Moroz has done nothing to pursue the Gongadze investigation and has even suggested to a British journalist who wrote a book on Gongadze’s murder and who is currently in Washington that the Melnychenko tapes should be destroyed. Moroz, like Yevhen Marchuk, both deny assisting Melnychenko because they are afraid that his taping could be defined in Ukrainian law as “illegal” and they therefore would be accomplices to an “illegal” act. This would only change if the “organizers” are convicted as then the taping would be seen as an attempt to thwart “illegal” activities.

As always, I opened Ukrayinska Pravda with my morning coffee and on the anniversary read that, “Yushchenko again promises to complete the Gongadze case to the end”. I nearly fell off my chair. Had not President Yushchenko told none other than the Maidan, his first press conference after being elected and the Council of Europe a month after coming to power that his “honour” was at stake over the Gongadze murder. He promised “to resolve the Gongadze affair within two months”. The Council reminded Yushchenko of these words last week.

Lets be quite candid here: I do not think that Yushchenko has any political will to complete this investigation. Naming a Kyiv street after Gongadze and putting three low ranking policeman on trial does not count as showing political will. Kyivites asked the same question on this years anniversary also did not believe that there would be progress in completing this investigation.

A Socialist Party deputy said the same week of the anniversary that no senior officials would be charged because they received immunity during round-table negotiations in the Orange Revolution. My personal view is that it would probably be better if President Yushchenko simply ignored the anniversary, rather than make false promises that are unlikely to be met.

My sadness at President Yushchenko’s lack of will on the Gongadze affair was made worse by two coincidences. The first happened the week before when I bumped by accident into Mykola Melnychenko at Washington’s Dulles airport. I was flying to a conference in Europe and Melnychenko back to Kyiv. I hoped him a safe and successful trip, while privately thinking that little would come of it.
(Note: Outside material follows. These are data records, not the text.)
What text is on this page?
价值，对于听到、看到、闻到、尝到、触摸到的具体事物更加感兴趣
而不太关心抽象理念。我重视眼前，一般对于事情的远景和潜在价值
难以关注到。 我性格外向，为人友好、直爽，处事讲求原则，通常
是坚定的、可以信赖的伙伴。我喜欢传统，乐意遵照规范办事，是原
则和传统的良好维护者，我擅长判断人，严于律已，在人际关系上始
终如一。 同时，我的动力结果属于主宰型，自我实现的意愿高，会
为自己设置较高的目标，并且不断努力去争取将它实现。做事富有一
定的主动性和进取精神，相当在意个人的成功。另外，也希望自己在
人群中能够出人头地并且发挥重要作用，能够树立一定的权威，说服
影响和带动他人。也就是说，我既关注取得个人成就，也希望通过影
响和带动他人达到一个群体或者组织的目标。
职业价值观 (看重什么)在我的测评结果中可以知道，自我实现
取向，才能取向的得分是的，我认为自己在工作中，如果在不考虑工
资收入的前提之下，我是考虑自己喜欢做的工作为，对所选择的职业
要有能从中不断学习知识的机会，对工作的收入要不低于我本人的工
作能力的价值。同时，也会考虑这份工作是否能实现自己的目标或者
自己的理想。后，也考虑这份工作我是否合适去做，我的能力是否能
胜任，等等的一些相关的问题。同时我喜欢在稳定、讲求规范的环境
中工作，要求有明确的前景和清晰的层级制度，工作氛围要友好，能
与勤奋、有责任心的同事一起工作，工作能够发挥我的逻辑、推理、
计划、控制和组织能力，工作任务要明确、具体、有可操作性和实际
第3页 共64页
The second came the week later as I had been reading Andrew Wilson’s “Ukraine’s Orange Revolution” with the aim of writing a book review that would also cover two other Orange books, one by an old British-Ukrainian friend, Askold Krushelnycky. Wilson’s book, which was completed in mid 2005, was optimistic about senior Kuchma era officials being charged with alleged election fraud and abuse of office. But, by the time I read the book a year after it was written and during the Gongadze anniversary those same Kuchma-era officials are all now back in government. I was reminded of my opinion article published a week earlier that only the US has ever sentenced senior Ukrainian officials, not Ukraine.

During the 2004 elections I remember reading Ukrainian polls that only two politicians were regarded as honest. These were Yushchenko and Moroz. I wonder what those polls would say today?

The sad fact about the Gongadze anniversary is that it puts Ukraine’s “democratic breakthrough” in comparative perspective and Ukraine’s elites come out looking worse. Peru also had a tape scandal around the same time and President Alberto Fujimoro, who was implicated, had to flee to Japan where he still lives. Just this week, protestors had caused havoc in Budapest after the President admitted to lying about the budget deficit. Wow, what would Hungarians have done if he had been accused of ordering violence against his media and political opponents?!

I did once propose to a Ukrainian diplomat that if the authorities did not want to charge the retired Kuchma than maybe he could be instead dispatched to Minsk where he could head a CIS committee dealing with important strategic questions, such as weight measurements or road improvements, in Eurasia. Sadly, this offer was never taken up.